Zorawar Kalra

Famed restaurateur ZORAWAR KALRA is not only successfully carrying forward his legendary father Jiggs Kalra’s culinary legacy but also creating one for himself. EKATMATA SHARMA talks to him about his flavoursome journey and vision

Waiting sometimes is constructive. It helps us comprehend the place and its essence, often missed in a fast-paced life. So, while I am educating myself at the wine library of Pa Pa Ya restaurant, waiting to meet the man behind it all, I recall beautiful lines written by George Bernard Shaw in Man and Superman, “There is no sincerer love than the love of food.” Once a man truly falls in this kind of love, his life becomes endlessly delicious (and successful). On a busy weekday afternoon, the restaurant is buzzing with kitty party chatter and suave business lunches.

Simply dressed in corporate attire, Zorawar Kalra enters with a calm persona, greets the guests and walks towards me. “Hi, I hope I haven’t made you wait for long,” asks Zorawar, as I nod by saying, “Not at all. This French wine is giving me great company.” He pauses, and gently pulls out a chair for me. I believe foodies are always the best people. While he requests for a mocktail for himself, he puts in a few suggestions, and simultaneously enquiries for the chef, technician and an electrician in one go. “The air conditioner isn’t cooling enough as the kitchen exhaust needs to be checked. There are issues every day. The life of a restaurateur is very hard. Restaurants have got the highest failure rate in the world. Around 90 per cent of the restaurants shut down in the first year and over 95 per cent in the second year. So, there is nearly five per cent chance, that’s a very slim margin. There are lot of travails and tribulations. Being rational and scientific has kept us going. This combination is rare where you think like an artist and also behave like a scientist. For every big step you take, there are one thousand reasons to not do it. There is only one good reason to go ahead,” shares the passionate restaurateur sipping his orange mocktail. His vigor, takes me back to the time I met his legendary father Jiggs Kalra at the launch of Punjab Grill in Delhi. Zorawar’s passion was quite evident even when he walked alongside his father like a shadow. Today, he is giving befitting ode to his father with each of his success.
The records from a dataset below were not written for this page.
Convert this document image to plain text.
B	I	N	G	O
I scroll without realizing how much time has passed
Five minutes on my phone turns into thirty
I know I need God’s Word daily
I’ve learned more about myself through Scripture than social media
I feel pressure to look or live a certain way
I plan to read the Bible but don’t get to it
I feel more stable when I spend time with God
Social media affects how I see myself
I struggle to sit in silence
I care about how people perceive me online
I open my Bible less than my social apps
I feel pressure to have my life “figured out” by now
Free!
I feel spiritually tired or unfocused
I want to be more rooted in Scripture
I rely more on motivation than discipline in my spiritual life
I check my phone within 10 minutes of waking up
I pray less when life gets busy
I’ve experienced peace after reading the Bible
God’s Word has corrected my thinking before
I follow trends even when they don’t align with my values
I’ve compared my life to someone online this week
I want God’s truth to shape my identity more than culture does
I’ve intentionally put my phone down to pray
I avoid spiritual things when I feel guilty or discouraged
After completing his MBA from Bentley University, the turning point in his life came when he pledged to change the game of Indian cuisine. “When I went to El Bulli, Spain in 2006, I realised molecular gastronomy is the future. I realised if Indian food wants to become a global super power it needs to be modernised. That’s when the seed was planted. In 2013, I opened my first restaurant, those six years of trial and error, resulted in Punjab Grill,” he elatedly tells, sitting in the confines of Select City Walk Mall, where he had set off with his first restaurant.

While he worked hard to position Indian food globally in his own capacity, he says he was very positive about his dream, “My vision was very simple, to put Indian cuisine on the global palate permanently, to make people realise the sophistication of the culinary depth and the sheer power of Indian food. Till today it remains my primary crusade. I have just touched the tip of the iceberg. Farzi Café in Dubai is breaking all records. There are other new restaurants opening overseas soon. I am going to take Indian food in a modern avatar all across the world,” says the confident Kalra, who is running with a breakneck speed of growth from 2013 to 2019. He is opening restaurants all over the Middle East, Europe and all over India in major cities.

Zorawar Kalra
Zorawar Kalra at Pa Pa Ya restaurant in Delhi | Image: Fotuwalle by DHP Labs

With new outlets, also comes the challenge of innovating and experimenting while making the dishes upside down till they reach the table. He agrees, “True, for every dish that succeeds, there are about 10 that did not make it. If there 150 dishes on the menu, 1500 dishes are prepared. The ratio is 1/10.” While he passionately takes interest in tasting sessions, astoundingly, cooking is not Zorawar’s cup of tea. “I never had the inclination for cooking. I preferred to be a guy who runs the orchestra rather than a musician. And if not a restaurateur, I would be a race car driver. My father never pushed me into the restaurant business, as he thought it’s too difficult and stressful. He was a very supporting father. Somehow, he wanted me to be a marine biologist,” delves Zorawar into the endearing relationship with his father.

Close to his heart are the enriching childhood memories with his father that any child would wish. He reminisces quality time spent with him. “He gave me good work ethics, sense of responsibility and moral values. I have amazing memories of travelling around the world with him and tasting the best food. He gave that palate to me. He would make omelets for us on Sundays. He used to collect fresh oregano, herbs, best cheese and meats. I haven’t had an omelet like that in my life. He was away from home for long travels, so he would spend quality time with us at home. He pampered us, but we were disciplined.”

The legacy lives on today with Zorawar achieving milestones one after the other. “I get inspired from the food that I have grown-up eating, from my travels, exotic flavours and mundane things. The looks of bewilderment on my customer’s faces, puts a smile on my face and lets me keep experimenting. It’s like a drug to me,” signs off Zorawar, as we wish him luck for his future endeavors.